In Europe, the Stoxx 600 Index ended the session with a 2.3 per cent advance from the previous close, while Greece's ASE Index jumped 9 per cent. The UK's FTSE 100 Index gained 1.7 per cent, while both France's CAC 40 Index and Germany's DAX rallied 3.8 per cent.
"Now you're seeing the leaders of [euro zone] countries meeting to reach a deal and the hope that a deal is on the horizon is reflected in the rally today," Scott Brown, chief economist at Raymond James in St. Petersburg, Florida, told Reuters.
Gains in shares of Merck and those of Goldman Sachs, recently trading 1.5 per cent and 1.4 per cent higher respectively, led the Dow higher.
Also buoying the mood is rampant merger and acquisition activity.

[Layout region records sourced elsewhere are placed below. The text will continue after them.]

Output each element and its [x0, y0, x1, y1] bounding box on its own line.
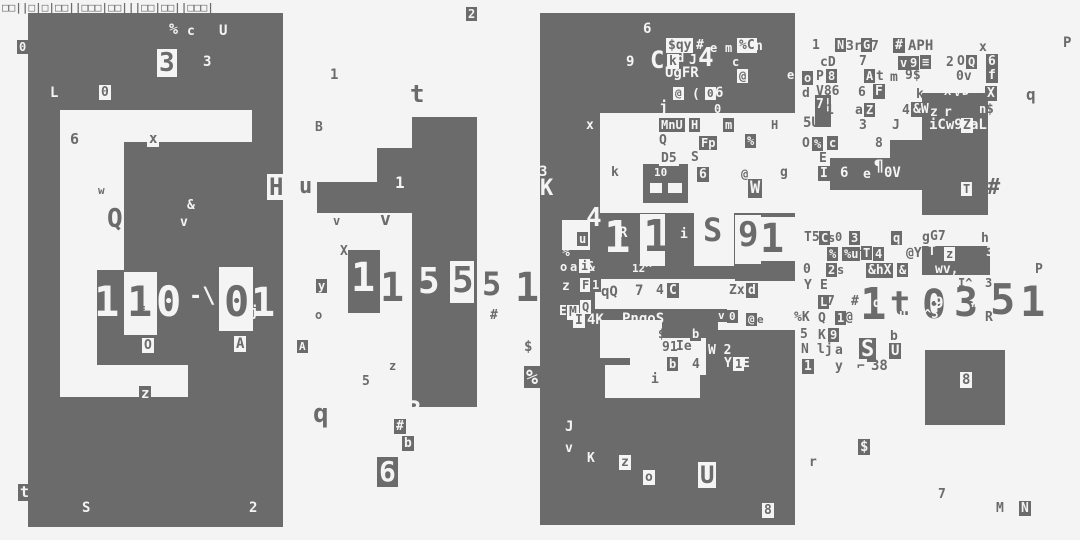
noise-glyph: 5: [362, 375, 370, 388]
noise-glyph: F: [873, 84, 885, 99]
noise-glyph: q: [891, 231, 902, 245]
noise-glyph: m: [725, 42, 732, 54]
noise-glyph: y: [735, 247, 742, 259]
noise-glyph: 1: [826, 104, 834, 117]
noise-glyph: o: [315, 309, 322, 321]
noise-glyph: 2: [826, 263, 837, 277]
noise-glyph: @: [845, 311, 853, 324]
noise-glyph: 1: [1020, 281, 1045, 323]
noise-glyph: 9: [828, 328, 839, 342]
noise-glyph: APH: [908, 39, 933, 53]
noise-glyph: @: [746, 313, 757, 326]
noise-glyph: c: [827, 136, 838, 150]
noise-glyph: 3: [859, 119, 867, 132]
noise-glyph: 8: [826, 69, 837, 83]
noise-glyph: #: [987, 177, 1000, 199]
noise-glyph: 0: [17, 40, 28, 54]
noise-glyph: F: [970, 177, 983, 199]
noise-glyph: lj: [817, 343, 833, 356]
noise-glyph: v: [380, 211, 391, 229]
noise-glyph: %: [169, 22, 178, 37]
noise-glyph: o: [802, 71, 813, 85]
noise-glyph: 7: [922, 215, 930, 228]
noise-glyph: ^3: [924, 308, 938, 320]
noise-glyph: 10: [654, 167, 667, 178]
noise-glyph: N: [801, 343, 809, 356]
noise-glyph: T: [861, 246, 872, 260]
noise-glyph: Q: [107, 206, 123, 232]
noise-glyph: %: [562, 246, 570, 259]
noise-glyph: %u: [842, 247, 860, 261]
noise-glyph: Y: [724, 357, 732, 370]
noise-glyph: %: [812, 137, 823, 151]
noise-block: [668, 183, 682, 193]
noise-glyph: aL: [970, 118, 987, 132]
noise-glyph: N: [1019, 501, 1031, 516]
noise-glyph: Ie: [676, 340, 692, 353]
noise-glyph: Zx: [729, 284, 745, 297]
noise-block: [377, 148, 477, 182]
noise-glyph: 0V: [884, 166, 901, 180]
noise-glyph: 8: [875, 137, 883, 150]
noise-glyph: E: [820, 279, 828, 292]
noise-glyph: t: [410, 82, 424, 106]
noise-glyph: y: [316, 279, 327, 293]
noise-glyph: 8: [960, 372, 972, 388]
noise-glyph: R: [985, 311, 993, 324]
noise-glyph: %C: [737, 38, 757, 53]
noise-glyph: 12^: [632, 263, 652, 274]
noise-glyph: &W: [911, 102, 931, 117]
noise-glyph: e: [863, 168, 871, 181]
noise-glyph: 1: [330, 68, 338, 82]
noise-block: [60, 270, 97, 397]
noise-glyph: #: [490, 309, 498, 322]
noise-glyph: Fp: [699, 136, 717, 150]
noise-glyph: v: [331, 214, 342, 228]
noise-glyph: 3: [986, 246, 994, 259]
noise-glyph: 8: [762, 503, 774, 518]
noise-glyph: 7: [827, 295, 835, 308]
noise-glyph: X: [340, 245, 348, 258]
noise-glyph: 7: [871, 40, 879, 53]
noise-glyph: 1: [760, 219, 784, 259]
noise-glyph: x: [586, 119, 594, 132]
noise-glyph: z: [944, 247, 955, 261]
noise-glyph: M: [996, 502, 1004, 515]
noise-glyph: ≡: [920, 55, 931, 69]
noise-glyph: g: [780, 166, 788, 179]
noise-glyph: 4: [698, 45, 714, 71]
noise-glyph: Q: [659, 134, 667, 147]
noise-glyph: 38: [871, 359, 888, 373]
noise-glyph: 1: [604, 216, 631, 260]
noise-glyph: d: [873, 297, 881, 310]
noise-glyph: P: [1063, 36, 1071, 50]
noise-glyph: 3: [157, 49, 177, 77]
noise-glyph: 4: [586, 205, 602, 231]
noise-glyph: 2: [249, 501, 257, 515]
noise-glyph: (: [692, 88, 700, 101]
noise-glyph: a: [855, 104, 863, 117]
noise-glyph: G7: [930, 230, 946, 243]
noise-glyph: m: [890, 71, 898, 84]
noise-glyph: 6: [377, 457, 398, 487]
noise-glyph: O: [957, 55, 965, 68]
noise-collage: □□||□|□|□□||□□□|□□|||□□|□□||□□□|0%cU33L0…: [0, 0, 1080, 540]
noise-glyph: &: [187, 199, 195, 212]
noise-glyph: 4: [873, 247, 884, 261]
noise-glyph: C: [667, 283, 679, 298]
noise-glyph: X: [985, 86, 997, 101]
noise-glyph: 2: [466, 7, 477, 21]
noise-glyph: u: [299, 176, 312, 198]
noise-glyph: q: [313, 401, 329, 427]
noise-glyph: E: [559, 305, 567, 318]
noise-glyph: 5: [990, 279, 1015, 321]
noise-glyph: 6: [858, 86, 866, 99]
noise-glyph: 0: [224, 281, 249, 323]
noise-glyph: v: [954, 87, 961, 98]
noise-glyph: a: [451, 247, 458, 259]
noise-glyph: PngoS: [622, 312, 664, 326]
noise-glyph: t: [876, 70, 884, 83]
noise-glyph: qQ: [601, 285, 618, 299]
noise-glyph: 9$: [905, 69, 921, 82]
noise-glyph: wv,: [935, 263, 958, 276]
noise-glyph: iCw9: [929, 118, 963, 132]
noise-glyph: A: [864, 69, 875, 83]
noise-glyph: 2: [946, 56, 954, 69]
noise-glyph: 6: [986, 54, 998, 69]
noise-glyph: 3: [407, 398, 421, 422]
noise-glyph: x: [979, 41, 987, 54]
noise-glyph: 4: [902, 104, 910, 117]
noise-glyph: Q: [818, 312, 826, 325]
noise-glyph: ¶: [874, 158, 884, 174]
noise-glyph: z: [619, 455, 631, 470]
noise-glyph: q: [1026, 87, 1036, 103]
noise-glyph: i: [651, 373, 659, 386]
noise-glyph: 1: [812, 39, 820, 52]
noise-glyph: Y: [804, 279, 812, 292]
noise-glyph: c: [732, 56, 739, 68]
noise-glyph: I: [573, 313, 585, 328]
noise-glyph: 5: [800, 328, 808, 341]
noise-glyph: Q: [966, 55, 977, 69]
noise-glyph: v: [565, 442, 573, 455]
noise-glyph: 4: [692, 358, 700, 371]
noise-glyph: 7: [938, 488, 946, 501]
noise-glyph: &hX: [866, 263, 893, 278]
noise-glyph: 1: [643, 215, 670, 259]
noise-glyph: u: [577, 232, 588, 246]
noise-glyph: S: [82, 501, 90, 515]
noise-glyph: U: [889, 343, 901, 359]
noise-glyph: %: [524, 366, 540, 388]
noise-glyph: $: [658, 328, 665, 340]
noise-glyph: @: [673, 87, 684, 100]
noise-glyph: h: [979, 231, 991, 246]
noise-glyph: #: [394, 419, 406, 434]
noise-glyph: T: [928, 245, 936, 258]
noise-glyph: $: [524, 340, 532, 354]
noise-glyph: t: [18, 484, 31, 501]
noise-glyph: C: [650, 48, 664, 72]
noise-glyph: i: [680, 228, 688, 241]
noise-glyph: 5: [418, 264, 440, 300]
noise-glyph: 5: [482, 268, 501, 300]
noise-glyph: A: [234, 336, 246, 352]
noise-glyph: H: [689, 118, 700, 132]
noise-glyph: @: [737, 69, 748, 83]
noise-glyph: J: [565, 420, 573, 434]
noise-glyph: b: [402, 436, 414, 451]
noise-glyph: A: [297, 340, 308, 353]
noise-glyph: -\: [189, 286, 216, 308]
noise-glyph: E: [742, 357, 750, 370]
noise-glyph: k: [611, 166, 619, 179]
noise-glyph: #: [851, 295, 859, 308]
noise-glyph: a: [835, 344, 843, 357]
noise-glyph: $: [858, 439, 870, 455]
noise-glyph: 6: [840, 166, 848, 180]
noise-glyph: 6: [68, 131, 81, 148]
noise-glyph: N: [835, 38, 846, 52]
noise-glyph: #: [893, 38, 905, 53]
noise-block: [650, 183, 662, 193]
noise-glyph: cD: [820, 56, 836, 69]
noise-glyph: W: [748, 179, 762, 198]
noise-glyph: H: [771, 119, 778, 131]
noise-glyph: 0: [714, 103, 721, 115]
noise-glyph: b: [667, 357, 678, 371]
noise-glyph: r: [809, 456, 817, 469]
noise-glyph: m: [723, 118, 734, 132]
noise-glyph: e: [787, 69, 794, 81]
noise-glyph: I: [818, 166, 830, 181]
noise-glyph: $: [986, 103, 994, 116]
noise-glyph: k: [916, 88, 924, 101]
noise-glyph: E: [819, 152, 827, 165]
noise-glyph: 0v: [956, 70, 972, 83]
noise-glyph: 0: [156, 281, 181, 323]
noise-glyph: D5: [659, 151, 679, 166]
noise-glyph: H: [267, 174, 285, 200]
noise-glyph: 3r: [846, 40, 862, 53]
noise-glyph: J: [892, 119, 900, 132]
noise-glyph: 7: [635, 284, 643, 298]
noise-glyph: 1: [395, 175, 405, 191]
noise-glyph: 0: [727, 310, 738, 323]
noise-glyph: K: [587, 452, 595, 465]
noise-glyph: 6: [715, 86, 723, 100]
noise-glyph: MnU: [659, 118, 685, 132]
noise-glyph: y: [835, 360, 843, 373]
noise-glyph: 7: [859, 55, 867, 68]
noise-glyph: 6: [697, 167, 709, 182]
noise-glyph: x: [147, 131, 159, 147]
noise-glyph: UgFR: [665, 66, 699, 80]
noise-glyph: e: [757, 314, 764, 325]
noise-glyph: O: [142, 338, 154, 353]
noise-glyph: #: [748, 247, 755, 258]
noise-glyph: D: [962, 85, 969, 97]
noise-glyph: b: [890, 330, 898, 343]
noise-glyph: ⌐: [855, 359, 867, 374]
noise-glyph: z: [562, 280, 570, 293]
noise-glyph: 1: [802, 359, 814, 374]
noise-glyph: 5: [452, 263, 474, 299]
noise-glyph: v: [716, 309, 727, 322]
noise-glyph: %: [745, 134, 756, 148]
noise-glyph: @Yr: [906, 247, 929, 260]
noise-glyph: f: [986, 68, 998, 83]
noise-glyph: 1: [94, 281, 119, 323]
noise-glyph: d: [802, 87, 810, 100]
noise-glyph: c: [187, 25, 195, 38]
noise-glyph: 4: [656, 284, 664, 297]
noise-glyph: □□||□|□|□□||□□□|□□|||□□|□□||□□□|: [2, 2, 214, 13]
noise-glyph: 4K: [587, 313, 604, 327]
noise-glyph: 9: [626, 55, 634, 69]
noise-glyph: Z: [864, 103, 875, 117]
noise-glyph: f: [138, 306, 146, 319]
noise-glyph: 6: [643, 22, 651, 36]
noise-glyph: w: [904, 279, 911, 290]
noise-glyph: %: [827, 247, 838, 261]
noise-glyph: &: [587, 261, 595, 274]
noise-glyph: P: [1035, 263, 1043, 276]
noise-glyph: 0: [803, 263, 811, 276]
noise-glyph: 1: [590, 278, 601, 292]
noise-glyph: K: [540, 178, 553, 200]
noise-glyph: d: [746, 283, 758, 298]
noise-glyph: o: [560, 261, 567, 273]
noise-glyph: L: [50, 86, 58, 100]
noise-glyph: K: [818, 329, 826, 342]
noise-glyph: w: [98, 185, 105, 196]
noise-glyph: 1: [351, 258, 375, 298]
noise-glyph: j: [659, 100, 668, 115]
noise-glyph: O: [802, 137, 810, 150]
noise-glyph: %K: [794, 311, 810, 324]
noise-glyph: #|: [971, 297, 987, 310]
noise-glyph: n: [755, 40, 763, 53]
noise-glyph: 3: [203, 55, 211, 69]
noise-glyph: &: [897, 263, 908, 277]
noise-glyph: S: [703, 214, 722, 246]
noise-glyph: S: [691, 151, 699, 164]
noise-glyph: T5: [804, 231, 820, 244]
noise-glyph: o: [643, 470, 655, 485]
noise-glyph: u: [899, 308, 906, 320]
noise-glyph: 1: [515, 268, 539, 308]
noise-glyph: P: [816, 70, 824, 83]
noise-glyph: X: [944, 85, 951, 97]
noise-glyph: z: [139, 386, 151, 402]
noise-glyph: B: [315, 121, 323, 134]
noise-glyph: z: [387, 359, 398, 373]
noise-glyph: 0: [835, 231, 842, 243]
noise-glyph: a: [570, 261, 577, 273]
noise-glyph: 1: [380, 268, 404, 308]
noise-glyph: 5U: [803, 116, 820, 130]
noise-glyph: s: [837, 264, 844, 276]
noise-glyph: d: [677, 52, 684, 64]
noise-glyph: r: [945, 310, 952, 322]
noise-glyph: 0: [99, 85, 111, 100]
noise-glyph: U: [698, 462, 716, 488]
noise-glyph: g: [922, 231, 930, 244]
noise-glyph: U: [219, 24, 227, 38]
noise-glyph: v: [180, 216, 188, 229]
noise-glyph: j: [250, 305, 258, 319]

Shares of Cigna rallied, last trading 5.6 per cent stronger, after it rejected a US$47 billion takeover offer from Anthem. And shares of Williams soared, last 24 per cent higher, after it rebuffed a US$48 billion buyout offer.
The latest US housing data also offered reason for optimism. A National Association of Realtors report showed existing home sales climbed 5.1 per cent to an annual rate of 5.35 million units, the highest level since November 2009.
"Solid sales gains were seen throughout the country in May as more homeowners listed their home for sale and therefore provided greater choices for buyers," Lawrence Yun, NAR chief economist, said in a statement.
"However, overall supply still remains tight, homes are selling fast and price growth in many markets continues to teeter at or near double-digit appreciation," Yun added. "Without solid gains in new home construction, prices will likely stay elevated - even with higher mortgage rates above 4 per cent."